Se había acercado un camarero a preguntar si tomaríamos postre. Biscarrués lo alejó con un ademán seco.
—Déjeme contarle algo… Una vez tuve un socio. Empezamos juntos, vendiendo ropa a tiendas pequeñas. Era como mi hermano. Y me la jugó. Un asunto de pagos que nunca llegaron a mí. Tardé mucho tiempo en responder. Vivió confiado todo ese tiempo. Y al fin, cuando lo tuve listo, lo aplasté. Lo perdió todo, de un día para otro. Todo.
Tenía los labios finos y duros. Una mueca sin humor le descubrió los dientes. Carniceros, pensé. Los de un chacal tenaz, con asuntos pendientes. Y con muy buena memoria.
—Esperé casi tres años para eso… ¿Comprende?
Comprendía.
—Dígame una cosa —planteé—. ¿Le ha pasado por la cabeza que puedo negarme a colaborar con usted?
Su sorpresa parecía sincera.
—Sería absurdo —dijo.
—¿Por qué?
—Por Dios… Todo ese dinero.
—Imagine que el dinero no me importe tanto como cree.
Seguía observándome con atención, supongo que más desconcertado por mi tono que por mis palabras. Pequeñas arrugas parecían petrificarse en torno a sus ojos.
—Sería un error por su parte —dijo al fin, cual si rematara un razonamiento complicado.
No, concluí en mis adentros. El error acabas de cometerlo tú. Ahora mismo. Y es el segundo de esta noche. Verona aparte.
—¿Sabe qué le digo?… Que me lo voy a pensar.
Retiró los codos de la mesa para recostarse en la silla, digiriendo aquello.

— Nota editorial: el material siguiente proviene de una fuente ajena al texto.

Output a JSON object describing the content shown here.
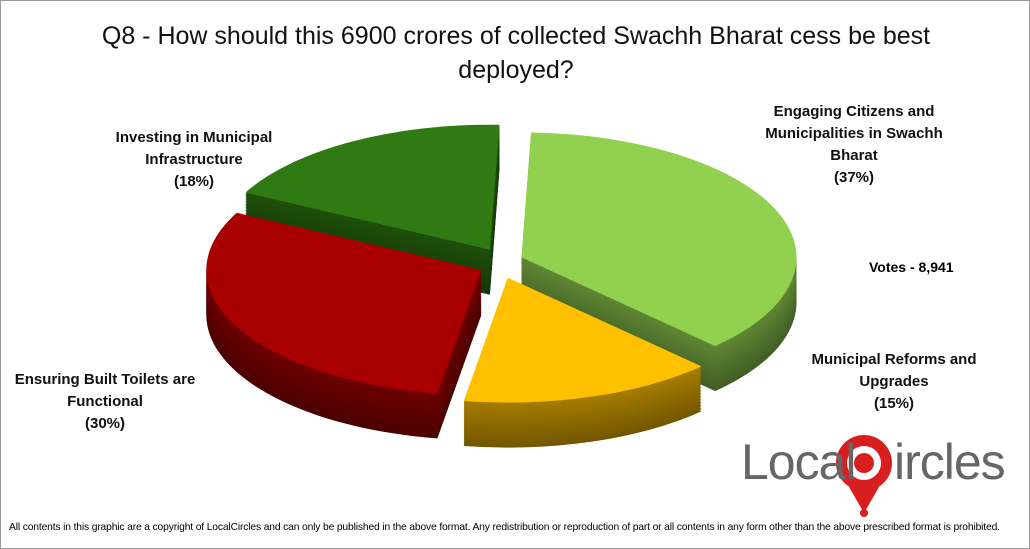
{
  "chart_data": {
    "type": "pie",
    "title": "Q8 - How should this 6900 crores of collected Swachh Bharat cess be best deployed?",
    "categories": [
      "Engaging Citizens and Municipalities in Swachh Bharat",
      "Municipal Reforms and Upgrades",
      "Ensuring Built Toilets are Functional",
      "Investing in Municipal Infrastructure"
    ],
    "values": [
      37,
      15,
      30,
      18
    ],
    "value_labels": [
      "(37%)",
      "(15%)",
      "(30%)",
      "(18%)"
    ],
    "colors": [
      "#92d050",
      "#ffc000",
      "#a80000",
      "#2f7a12"
    ],
    "annotation": "Votes - 8,941"
  },
  "logo": {
    "left": "Local",
    "right": "ircles"
  },
  "footer": "All contents in this graphic are a copyright of LocalCircles and can only be published in the above format. Any redistribution or reproduction of part or all contents in any form other than the above prescribed format is prohibited."
}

Era obvio que le costaba.
—No me gusta la parejita que puso tras de mí —dije para ayudarlo a digerir—. Ni él ni ella. Lo del otro día fue desagradable.
Seguía estudiándome, pensativo. Entonces cometió el tercer y definitivo error.
—Puede haber cosas más desagradables todavía —dijo.
Tenía malos hábitos, comprendí. Dinero, poder, rencores, antiguos complejos y graves motivos personales: un hijo muerto y afán por vengarlo. Yo estaba dispuesta a ser indulgente en ese aspecto; pero también tengo mis propios hábitos —detestar que me amenacen es uno de ellos—. Y mis motivos. Así que hice algo de lo que seguramente iba a arrepentirme al poco rato. Dejé caer unas gotas de vino sobre el cheque, estudiándolo como si fuese a operarse en él alguna transformación química. Y cuando levanté la vista hacia Biscarrués vi cólera en sus ojos.
—Hace mal —dijo fríamente—. Una mujer como usted, con…
—¿Con qué?
—Con sus gustos.
—¿Mis?
—Sí. Eso la hace vulnerable.
—Vulnerable, dice.
—Eso digo.
Me levanté despacio, dejando el cheque mojado de vino sobre la mesa.
—Tengo la impresión de que usted está mal acostumbrado… ¿Tanto tiempo hace que nadie lo manda a tomar por culo?